В XIV веке совершается переход от изображений мертвых и их диалога с живыми к изображениям самой Смерти, Смерти-Властителя, Смерти-Триумфатора. И в этом случае изображению предшествовало слово. Тема "Триумфа смерти" родилась в Италии. На наш взгляд, главная роль здесь принадлежит тосканскому поэту-мистику, писавшему на народном итальянском языке, последователю Франциска Ассизского, человеку глубоко трагической судьбы - Якопоне да Тоди и его современникам и последователям. Об этом красноречиво свидетельствует отрывок из его кантики, выразительно озаглавленной "Non tardate, o peccatori!": "Но вот приходит Смерть - умирают и рыцари, и женщины. и дети; братьев и сестер опускают в землю, священников и мирян, безобразных и прекрасных. И на столь быстрых ногах приближается она, что никто не ощущает ее приближения. Невозможно уйти от нее, и когда мы воочию убеждаемся в ее приходе, никуда невозможно от нее уйти. Смерти навстречу должны идти мы, - и все мы бежим к ней навстречу, парализованный калека и тот, кто может быстро бежать день и ночь без отдыха. Лишь только завидит она человека, роскошно одетого, сияющего в полноте славы, с поднятой головой, гордо и смело идущего — и вот лежит он, безобразен, мертв и презрен, и разлагающуюся плоть его пожирают черви. Высокую хвалу следует воздать Смерти, ибо каждому воздает она по добру, злу, что он содеял. Того она посылает в ад, того в вечное блаженство. Поэтому воздерживайся от ничтожного тщеславия, кайся. Ибо как пыль рассеивается в воздухе, так преходит слава земная перед Смертью. Приходит Смерть и посылает свои стрелы по своему произволу, и все потом должны дать отчет в своих земных деяниях. Кто же прожил добродетельную жизнь, тот не должен ее страшиться"14.
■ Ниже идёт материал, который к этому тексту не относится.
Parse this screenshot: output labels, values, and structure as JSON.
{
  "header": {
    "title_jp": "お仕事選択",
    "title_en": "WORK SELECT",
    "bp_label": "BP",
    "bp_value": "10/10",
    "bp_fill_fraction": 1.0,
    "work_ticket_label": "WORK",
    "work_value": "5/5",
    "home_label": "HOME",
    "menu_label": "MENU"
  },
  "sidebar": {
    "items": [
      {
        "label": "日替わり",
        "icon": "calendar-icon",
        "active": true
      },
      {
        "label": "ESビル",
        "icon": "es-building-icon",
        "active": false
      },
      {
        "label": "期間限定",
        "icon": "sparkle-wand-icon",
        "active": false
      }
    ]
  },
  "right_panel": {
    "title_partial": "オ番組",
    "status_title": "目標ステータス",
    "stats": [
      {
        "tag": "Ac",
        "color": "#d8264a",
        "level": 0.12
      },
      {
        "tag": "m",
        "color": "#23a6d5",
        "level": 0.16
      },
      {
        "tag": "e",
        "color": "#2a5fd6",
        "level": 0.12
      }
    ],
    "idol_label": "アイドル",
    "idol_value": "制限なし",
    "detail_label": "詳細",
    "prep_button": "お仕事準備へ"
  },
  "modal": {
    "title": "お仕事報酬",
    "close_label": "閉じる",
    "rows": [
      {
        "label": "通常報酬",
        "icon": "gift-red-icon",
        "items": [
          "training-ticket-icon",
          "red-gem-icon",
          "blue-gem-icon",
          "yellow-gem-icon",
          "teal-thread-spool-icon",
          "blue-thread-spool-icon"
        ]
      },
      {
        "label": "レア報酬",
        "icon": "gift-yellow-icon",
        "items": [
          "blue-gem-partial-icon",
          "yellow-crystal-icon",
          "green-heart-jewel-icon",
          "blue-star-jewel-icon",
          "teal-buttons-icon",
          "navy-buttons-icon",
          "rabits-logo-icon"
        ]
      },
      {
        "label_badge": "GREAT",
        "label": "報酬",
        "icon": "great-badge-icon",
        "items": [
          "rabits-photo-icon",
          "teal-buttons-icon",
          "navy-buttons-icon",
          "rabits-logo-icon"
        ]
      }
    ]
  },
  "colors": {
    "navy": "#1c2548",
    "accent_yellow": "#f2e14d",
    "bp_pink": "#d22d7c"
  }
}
Эта драматическая, богатая неожиданными контрастами, аллегориями и поэтическими метафорами поэзия послужила питательной почвой для роста тех настроений и умозрений, которые легли в основу пластических решений художников треченто. Одной из главных их задач стала персонификация Смерти. До середины XIV века ее изображений практически не встречается. Редкие исключения имеют, как правило, маргинальный характер, остаются малоизвестными для художников и потому не получают распространения (капители соборов в Париже и Страсбурге, волосатый четырехликий монстр в надгробии прелата работы Тино да Камаино, похожее на вампира существо в росписях нижней церкви Сан Франческо в Ассизи). Именно в "Триумфах Смерти" она получает облик демона или злой фурии с крыльями летучей мыши. В дальнейшем это изображение во Франции и в Италии в соответствии с
36
женским родом смерти ("la morte" и "la mort") трансформируется в женский образ полусгнившего трупа (transi decharne) с остатками волос на голом черепе; в Германии - в мужской, в соответствии с мужским родом - der Tod; Смерть взбирается на коня (также "transi decharne" - апокалиптический образ "коня блед"); в дальнейшем она эволюционирует собственно к скелету (в Пизе скелеты отсутствуют, но появляются в более поздних фресках в Субиако и Клюзоне). В Италии под явным воздействием античных представлений Смерть вооружается косой (отсюда изображение покоса как символического образа Смерти), а во Франции и Германии, остающихся более верными образам Апокалипсиса, луком со стрелами или копьем, вскоре принятыми и в Италии. На фреске в палаццо Склафани в Палермо (около 1445 года) Смерть изображена в виде рыцаря "decharne" на гигантском коне (тоже "decharne"), пускающей стрелы из лука в группу молодых дам и кавалеров, которые развлекаются музыкой у фонтана. Под копытами коня вповалку гибнут люди (в основном епископы и священники), в то время как позади остаются тщетно умоляющие Смерть бедняки и калеки, на которых она не обращает внимания.
Следует отметить, что созданный под влиянием гуманистических идей "Трионфи" Петрарки образ Смерти на колеснице, за которой следуют ее жертвы, а также Смерть в виде гарпии получили распространение лишь столетие спустя, главным образом в миниатюрах, гобеленах, витражах.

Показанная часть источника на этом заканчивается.